Living with your partner (should be) intimate, enjoyable, evidence of your unity. House shares are an often uncomfortable compromise where people are often pulling in distinctly different directions. I think you are being disingenuous to conflate them.

BackforGood · 01/05/2017 23:41

Single people is fairly easy to define, innit? Not living with a partner

What about if (s)he is there 3 nights a week?
4 nights a week?
Or, what if (s)he works away either Mon - Fri, or in blocks like people working on oil rigs or in other countries for 12 weeks at a time?
Or, is actually there virtually all of the time, but still owns another property ?
or 101 other ways of living that doesn't mean they are single but doesn't necessarily mean they only have one place to lay their head, as it were.

Soyamilkisniceintea · 01/05/2017 23:41

When I left university, I was earning the grand total of £1100 after tax, in my first teaching job, in a normal area of the country (not cheap, not expensive, in other words.) This was 2004, Blair was in power, I was a size 10 and DH was not DH but dp. Things change, I get that.

We were renting a house - just two bed - for £650. Coming out of one salary on top of petrol and car insurance (the latter expensive as a young driver - those were the days) council tax, phone bill and Internet and electricity - £450 for all that PLUS feeding, clothing and entertaining myself, PLUS the fact I wouldn't have been able to afford the deposit and the admin fees myself - I see why people struggle.

As it is, I did live in a couple of house shares with DH when we were between houses as neither of us had homes we could go back to and I would not have wanted to live in any of them longer than a month. Weird, weird people.

Soyamilkisniceintea · 01/05/2017 23:42

Oh come off it Backforgood, one of you has one registered address, the other has a different registered address. Is it open to abuse? Yes. Is that a reason not to do it? Nope.

Spectre8 · 01/05/2017 23:42

Making things fairer doesn't necessarily have to be thorugh tax. How about things like hotel room rates being fairer as another poster said a double room was something like £108 for a couple but £90 for a single person. Surely it should be alot more less or for a couple a lot more. holidays deals where its much cheaper to get a 2 person package than a one person package to the point I am even considering buy a 2 person package and the other person just not turning up as I'd save £100 than if I booked it as a single person.
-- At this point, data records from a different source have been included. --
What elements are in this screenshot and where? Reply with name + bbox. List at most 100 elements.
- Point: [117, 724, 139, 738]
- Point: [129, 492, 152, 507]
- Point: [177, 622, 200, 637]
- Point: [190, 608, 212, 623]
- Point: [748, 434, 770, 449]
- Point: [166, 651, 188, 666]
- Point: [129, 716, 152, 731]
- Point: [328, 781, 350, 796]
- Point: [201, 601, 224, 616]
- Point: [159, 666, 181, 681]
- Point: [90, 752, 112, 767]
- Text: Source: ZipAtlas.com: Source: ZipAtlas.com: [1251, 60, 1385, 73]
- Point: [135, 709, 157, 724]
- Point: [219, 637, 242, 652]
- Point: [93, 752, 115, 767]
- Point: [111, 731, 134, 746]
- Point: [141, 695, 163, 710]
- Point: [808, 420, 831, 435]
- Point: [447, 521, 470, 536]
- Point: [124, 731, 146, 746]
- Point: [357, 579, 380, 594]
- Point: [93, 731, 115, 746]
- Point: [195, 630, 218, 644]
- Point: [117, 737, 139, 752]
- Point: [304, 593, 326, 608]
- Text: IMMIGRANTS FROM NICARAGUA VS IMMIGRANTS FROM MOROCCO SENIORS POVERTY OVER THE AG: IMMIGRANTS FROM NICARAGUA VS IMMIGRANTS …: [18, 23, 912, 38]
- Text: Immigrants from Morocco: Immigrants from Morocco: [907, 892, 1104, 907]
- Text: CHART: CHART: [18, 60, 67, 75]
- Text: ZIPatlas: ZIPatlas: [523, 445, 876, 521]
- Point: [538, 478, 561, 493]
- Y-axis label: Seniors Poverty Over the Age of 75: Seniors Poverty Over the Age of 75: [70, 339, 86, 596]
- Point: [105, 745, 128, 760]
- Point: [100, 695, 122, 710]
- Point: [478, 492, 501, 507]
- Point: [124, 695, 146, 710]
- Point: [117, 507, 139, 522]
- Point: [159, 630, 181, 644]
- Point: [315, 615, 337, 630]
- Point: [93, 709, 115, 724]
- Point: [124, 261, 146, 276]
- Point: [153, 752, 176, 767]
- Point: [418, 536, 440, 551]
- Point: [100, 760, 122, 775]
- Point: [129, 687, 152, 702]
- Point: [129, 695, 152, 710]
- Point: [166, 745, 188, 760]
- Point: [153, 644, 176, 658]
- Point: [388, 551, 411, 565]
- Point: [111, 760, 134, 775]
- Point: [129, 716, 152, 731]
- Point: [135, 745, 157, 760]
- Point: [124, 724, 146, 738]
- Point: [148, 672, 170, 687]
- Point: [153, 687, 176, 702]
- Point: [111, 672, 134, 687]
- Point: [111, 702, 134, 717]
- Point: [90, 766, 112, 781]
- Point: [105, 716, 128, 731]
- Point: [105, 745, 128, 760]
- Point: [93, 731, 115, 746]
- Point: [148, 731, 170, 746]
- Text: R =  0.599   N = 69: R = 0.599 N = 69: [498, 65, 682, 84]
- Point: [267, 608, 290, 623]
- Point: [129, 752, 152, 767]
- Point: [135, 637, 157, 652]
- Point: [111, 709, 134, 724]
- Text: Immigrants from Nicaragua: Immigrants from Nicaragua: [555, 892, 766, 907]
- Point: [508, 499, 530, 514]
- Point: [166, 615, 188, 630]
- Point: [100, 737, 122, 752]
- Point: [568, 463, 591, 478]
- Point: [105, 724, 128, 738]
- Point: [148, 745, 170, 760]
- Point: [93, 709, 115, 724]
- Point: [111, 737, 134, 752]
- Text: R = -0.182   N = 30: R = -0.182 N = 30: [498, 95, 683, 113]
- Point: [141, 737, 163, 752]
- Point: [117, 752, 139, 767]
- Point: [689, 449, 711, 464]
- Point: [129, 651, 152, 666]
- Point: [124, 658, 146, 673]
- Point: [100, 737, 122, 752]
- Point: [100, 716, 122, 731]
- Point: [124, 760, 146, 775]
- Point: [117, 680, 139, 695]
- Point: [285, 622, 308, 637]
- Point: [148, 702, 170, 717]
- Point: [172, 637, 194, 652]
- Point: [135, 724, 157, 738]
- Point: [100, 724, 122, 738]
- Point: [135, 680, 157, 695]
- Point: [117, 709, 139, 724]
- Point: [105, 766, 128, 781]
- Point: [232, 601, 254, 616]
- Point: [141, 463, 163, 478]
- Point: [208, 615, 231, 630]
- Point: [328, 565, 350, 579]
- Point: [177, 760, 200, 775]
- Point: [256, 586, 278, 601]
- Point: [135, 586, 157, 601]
windygallows · 01/05/2017 23:43

But backforgood my argument is hat if the govt can confidently identify single mothers then surely single non mothers as well?

OP posts:
HelenaDove · 01/05/2017 23:44

I think when you join all the dots about how living alone is expensive and how women are still paid less its no wonder that some women sometimes end up moving in with a man before getting to know him properly.

Especially if they are doing something like care work or retail work and are struggling.

Some men quite like being The Rescuer and will take advantage. This increases the chances of a woman ending up in an abusive relationship.